"El que la U tenga su propio estadio, no es un sueño, sino una posibilidad concreta y un negocio redondo si es que se concibe desde una gestión con visión estratégica del futuro."
Por: Rolando Garrido Quiroz
Las recientes declaraciones de Federico Valdés, presidente de Azul Azul, en el Suplemento Deportes de El Mercurio (domingo 17 de febrero de 2008), grafica de manera evidente la estrecha visión y falta de creatividad que aún prevalece, aunque se trate de administradores S.A., para gestionar el fútbol como industria. Esto resulta más desalentador cuando asumen la dirección de instituciones que han vivido y sobrevivido de su universo simbólico en los peores momentos de su historia como lo es el Club de Fútbol Universidad de Chile.

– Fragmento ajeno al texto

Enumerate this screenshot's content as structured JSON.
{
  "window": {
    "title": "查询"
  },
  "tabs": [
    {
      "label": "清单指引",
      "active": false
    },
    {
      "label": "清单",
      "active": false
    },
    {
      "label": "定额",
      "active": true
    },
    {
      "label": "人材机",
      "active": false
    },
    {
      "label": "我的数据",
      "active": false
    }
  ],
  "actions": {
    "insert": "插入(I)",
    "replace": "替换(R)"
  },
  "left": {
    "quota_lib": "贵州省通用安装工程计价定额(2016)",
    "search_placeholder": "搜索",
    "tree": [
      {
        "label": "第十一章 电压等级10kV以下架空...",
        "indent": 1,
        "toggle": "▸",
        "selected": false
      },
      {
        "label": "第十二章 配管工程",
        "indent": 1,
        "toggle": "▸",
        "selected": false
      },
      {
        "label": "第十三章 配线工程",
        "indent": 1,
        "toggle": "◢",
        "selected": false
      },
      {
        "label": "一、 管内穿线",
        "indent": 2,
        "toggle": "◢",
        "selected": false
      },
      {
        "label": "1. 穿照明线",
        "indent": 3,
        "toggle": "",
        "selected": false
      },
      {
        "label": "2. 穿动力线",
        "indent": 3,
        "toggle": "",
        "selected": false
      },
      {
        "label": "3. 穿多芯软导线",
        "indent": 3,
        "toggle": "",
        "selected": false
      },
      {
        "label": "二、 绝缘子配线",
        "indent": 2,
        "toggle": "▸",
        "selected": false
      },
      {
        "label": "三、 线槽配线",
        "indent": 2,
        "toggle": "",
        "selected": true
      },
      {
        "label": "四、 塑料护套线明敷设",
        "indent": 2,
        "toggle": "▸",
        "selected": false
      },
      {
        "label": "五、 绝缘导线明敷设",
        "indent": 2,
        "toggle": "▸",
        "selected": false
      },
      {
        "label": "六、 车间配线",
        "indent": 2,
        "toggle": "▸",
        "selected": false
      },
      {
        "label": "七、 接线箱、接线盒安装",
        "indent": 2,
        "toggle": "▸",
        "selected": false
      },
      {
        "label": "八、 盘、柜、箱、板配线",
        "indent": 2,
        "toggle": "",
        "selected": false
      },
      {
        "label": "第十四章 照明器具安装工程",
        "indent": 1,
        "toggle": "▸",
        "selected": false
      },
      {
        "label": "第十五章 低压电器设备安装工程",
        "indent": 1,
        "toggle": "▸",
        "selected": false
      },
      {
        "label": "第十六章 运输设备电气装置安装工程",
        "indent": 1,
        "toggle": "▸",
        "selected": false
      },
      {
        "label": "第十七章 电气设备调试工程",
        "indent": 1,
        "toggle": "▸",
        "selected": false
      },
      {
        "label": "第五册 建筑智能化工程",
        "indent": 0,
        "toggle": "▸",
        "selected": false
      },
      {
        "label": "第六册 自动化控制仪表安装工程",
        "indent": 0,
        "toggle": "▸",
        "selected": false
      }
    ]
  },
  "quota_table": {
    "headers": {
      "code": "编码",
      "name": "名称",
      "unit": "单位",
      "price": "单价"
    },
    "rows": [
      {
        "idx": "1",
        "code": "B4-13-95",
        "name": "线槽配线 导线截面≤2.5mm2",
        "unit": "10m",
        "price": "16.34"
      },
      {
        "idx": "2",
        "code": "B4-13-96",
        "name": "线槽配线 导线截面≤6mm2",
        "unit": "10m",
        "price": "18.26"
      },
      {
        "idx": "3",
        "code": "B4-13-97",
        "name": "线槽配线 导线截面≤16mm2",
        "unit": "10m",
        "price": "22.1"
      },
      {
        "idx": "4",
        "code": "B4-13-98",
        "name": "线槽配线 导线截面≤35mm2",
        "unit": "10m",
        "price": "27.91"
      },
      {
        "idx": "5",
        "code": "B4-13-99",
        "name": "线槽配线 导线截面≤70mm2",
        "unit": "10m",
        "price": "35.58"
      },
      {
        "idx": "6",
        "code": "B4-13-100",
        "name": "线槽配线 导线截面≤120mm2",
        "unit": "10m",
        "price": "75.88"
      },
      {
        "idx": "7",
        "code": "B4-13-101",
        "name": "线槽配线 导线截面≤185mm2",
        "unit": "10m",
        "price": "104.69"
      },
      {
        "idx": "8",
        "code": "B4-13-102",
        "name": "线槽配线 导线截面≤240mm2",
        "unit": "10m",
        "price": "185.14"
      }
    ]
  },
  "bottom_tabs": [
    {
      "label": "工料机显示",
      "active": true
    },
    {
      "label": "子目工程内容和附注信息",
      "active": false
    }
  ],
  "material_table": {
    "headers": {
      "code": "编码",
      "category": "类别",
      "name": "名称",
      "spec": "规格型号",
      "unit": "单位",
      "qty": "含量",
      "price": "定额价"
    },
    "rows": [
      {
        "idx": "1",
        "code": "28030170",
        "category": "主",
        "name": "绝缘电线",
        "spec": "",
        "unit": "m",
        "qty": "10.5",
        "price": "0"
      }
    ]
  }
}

Hoy en día, negocios y universos simbólicos van de la mano en la gestión del fútbol moderno. Lo sabe Boca Juniors, Colo Colo, el Real Madrid y cualquier club en el mundo que se precie de ser popular en su país como lo es el caso también de Universidad de Chile.
Nada esperanzador, ni práctico, ni lógico para el universo simbólico que representa la U, resultan las declaraciones de Valdés tanto para hinchas, adherentes y futuros accionistas S.A., señalando que “puede ser que la U nunca tenga estadio propio”. Más aún cuando los argumentos que esgrime son falaces e ignorantes, como por ejemplo que “haciendo de local en Viña o en Valparaíso estamos ampliando nuestras bases de hinchas en la segunda zona más importante del país”. Puede ser perdonable tal vez, que el planteamiento venga de un novato en el negocio del fútbol, ya que la U históricamente juega de local, no sólo en estas ciudades, sino a lo largo de todas las provincias de Chile donde se juega fútbol profesional. De ahí nace y se ha mantenido por años la popularidad de este club históricamente. Por lo tanto, nada nuevo bajo el sol.